127. Word Ladder
A transformation sequence from word beginWord to word endWord using a dictionary wordList is a sequence of words beginWord -> s1 -> s2 -> ... -> sk such that:
- Every adjacent pair of words differs by a single letter.
- Every si for 1 <= i <= k is in wordList. Note that beginWord does not need to be in wordList.
- sk == endWord
Given two words, beginWord and endWord, and a dictionary wordList, return the number of words in the shortest transformation sequence from beginWord to endWord, or 0 if no such sequence exists.
Example 1:
Input: beginWord = "hit", endWord = "cog", wordList = ["hot","dot","dog","lot","log","cog"]
Output: 5
Explanation: One shortest transformation sequence is "hit" -> "hot" -> "dot" -> "dog" -> cog", which is 5 words long.
Example 2:
Input: beginWord = "hit", endWord = "cog", wordList = ["hot","dot","dog","lot","log"]
Output: 0
Explanation: The endWord "cog" is not in wordList, therefore there is no valid transformation sequence.
Constraints:
- 1 <= beginWord.length <= 10
- endWord.length == beginWord.length
- 1 <= wordList.length <= 5000
- wordList[i].length == beginWord.length
- beginWord, endWord, and wordList[i] consist of lowercase English letters.
- beginWord != endWord
- All the words in wordList are unique.
From: LeetCode
Link: 127. Word Ladder
Solution:
Ideas:
- Start with beginWord "hit" and level 1.
- Queue = ["hit"]
- Dequeue "hit" and explore its neighbors:
- Check each word in wordList to find neighbors of "hit" (words that are one letter different and unvisited).
- "hot" is a neighbor.

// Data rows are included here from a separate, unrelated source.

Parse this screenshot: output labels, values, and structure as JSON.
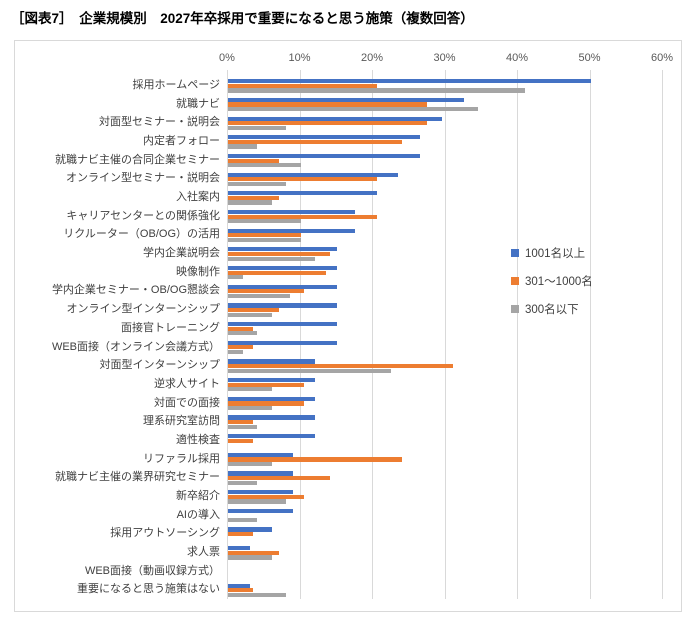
{
  "title": "［図表7］　企業規模別　2027年卒採用で重要になると思う施策（複数回答）",
  "colors": {
    "series_blue": "#4472c4",
    "series_orange": "#ed7d31",
    "series_gray": "#a5a5a5",
    "grid": "#d9d9d9",
    "axis_text": "#595959",
    "label_text": "#3f3f3f"
  },
  "chart_data": {
    "type": "bar",
    "orientation": "horizontal",
    "title": "企業規模別　2027年卒採用で重要になると思う施策（複数回答）",
    "xlabel": "",
    "ylabel": "",
    "xlim": [
      0,
      60
    ],
    "x_ticks": [
      "0%",
      "10%",
      "20%",
      "30%",
      "40%",
      "50%",
      "60%"
    ],
    "grid": true,
    "legend_position": "right",
    "categories": [
      "採用ホームページ",
      "就職ナビ",
      "対面型セミナー・説明会",
      "内定者フォロー",
      "就職ナビ主催の合同企業セミナー",
      "オンライン型セミナー・説明会",
      "入社案内",
      "キャリアセンターとの関係強化",
      "リクルーター（OB/OG）の活用",
      "学内企業説明会",
      "映像制作",
      "学内企業セミナー・OB/OG懇談会",
      "オンライン型インターンシップ",
      "面接官トレーニング",
      "WEB面接（オンライン会議方式）",
      "対面型インターンシップ",
      "逆求人サイト",
      "対面での面接",
      "理系研究室訪問",
      "適性検査",
      "リファラル採用",
      "就職ナビ主催の業界研究セミナー",
      "新卒紹介",
      "AIの導入",
      "採用アウトソーシング",
      "求人票",
      "WEB面接（動画収録方式）",
      "重要になると思う施策はない"
    ],
    "series": [
      {
        "name": "1001名以上",
        "color": "#4472c4",
        "values": [
          50,
          32.5,
          29.5,
          26.5,
          26.5,
          23.5,
          20.5,
          17.5,
          17.5,
          15,
          15,
          15,
          15,
          15,
          15,
          12,
          12,
          12,
          12,
          12,
          9,
          9,
          9,
          9,
          6,
          3,
          0,
          3
        ]
      },
      {
        "name": "301～1000名",
        "color": "#ed7d31",
        "values": [
          20.5,
          27.5,
          27.5,
          24,
          7,
          20.5,
          7,
          20.5,
          10,
          14,
          13.5,
          10.5,
          7,
          3.5,
          3.5,
          31,
          10.5,
          10.5,
          3.5,
          3.5,
          24,
          14,
          10.5,
          0,
          3.5,
          7,
          0,
          3.5
        ]
      },
      {
        "name": "300名以下",
        "color": "#a5a5a5",
        "values": [
          41,
          34.5,
          8,
          4,
          10,
          8,
          6,
          10,
          10,
          12,
          2,
          8.5,
          6,
          4,
          2,
          22.5,
          6,
          6,
          4,
          0,
          6,
          4,
          8,
          4,
          0,
          6,
          0,
          8
        ]
      }
    ]
  }
}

Mark "hot" as visited and enqueue it.
- Queue = ["hot"]
- Increase level to 2.
- Dequeue "hot" and explore its neighbors:
- Find neighbors of "hot" (unvisited words in wordList that are one letter different).
- "dot" and "lot" are neighbors. Mark them as visited and enqueue them.
- Queue = ["dot", "lot"]
- Increase level to 3.
- Dequeue "dot" and explore its neighbors:
- Find neighbors of "dot".
- "dog" is a neighbor. Mark "dog" as visited and enqueue it.
- Queue = ["lot", "dog"]
- Dequeue "lot" and explore its neighbors:
- Find neighbors of "lot".
- "log" is a neighbor. Mark "log" as visited and enqueue it.
- Queue = ["dog", "log"]
- Increase level to 4.
- Dequeue "dog" and explore its neighbors:
- Find neighbors of "dog".
- "cog" is a neighbor. Mark "cog" as visited and enqueue it.
- Queue = ["log", "cog"]
- Dequeue "log" and explore its neighbors:
- Find neighbors of "log".
- No unvisited neighbors.
- Queue = ["cog"]
- Dequeue "cog" and explore its neighbors:
- "cog" is the endWord.
- Return level which is 5, representing the shortest transformation sequence: "hit" -> "hot" -> "dot" -> "dog" -> "cog".
Code:
c
bool isOneLetterDiff(char *a, char *b) {
int diffCount = 0;
while (*a) {
if (*(a++) != *(b++)) diffCount++;
if (diffCount > 1) return false;
}
return diffCount == 1;
}
int ladderLength(char *beginWord, char *endWord, char **wordList, int wordListSize) {
if (!beginWord || !endWord || !wordList || wordListSize == 0) return 0;
bool *visited = (bool *)calloc(wordListSize, sizeof(bool));
char **queue = (char **)malloc(sizeof(char *) * (wordListSize + 1));
int front = 0, rear = 0;
queue[rear++] = beginWord;
int level = 1;
while (front < rear) {
int size = rear - front;
for (int i = 0; i < size; i++) {
char *word = queue[front++];
if (strcmp(word, endWord) == 0) {
free(visited);
free(queue);
return level;
}
for (int j = 0; j < wordListSize; j++) {
if (!visited[j] && isOneLetterDiff(word, wordList[j])) {
visited[j] = true;
queue[rear++] = wordList[j];
}
}
}
level++;
}
free(visited);
free(queue);
return 0;
}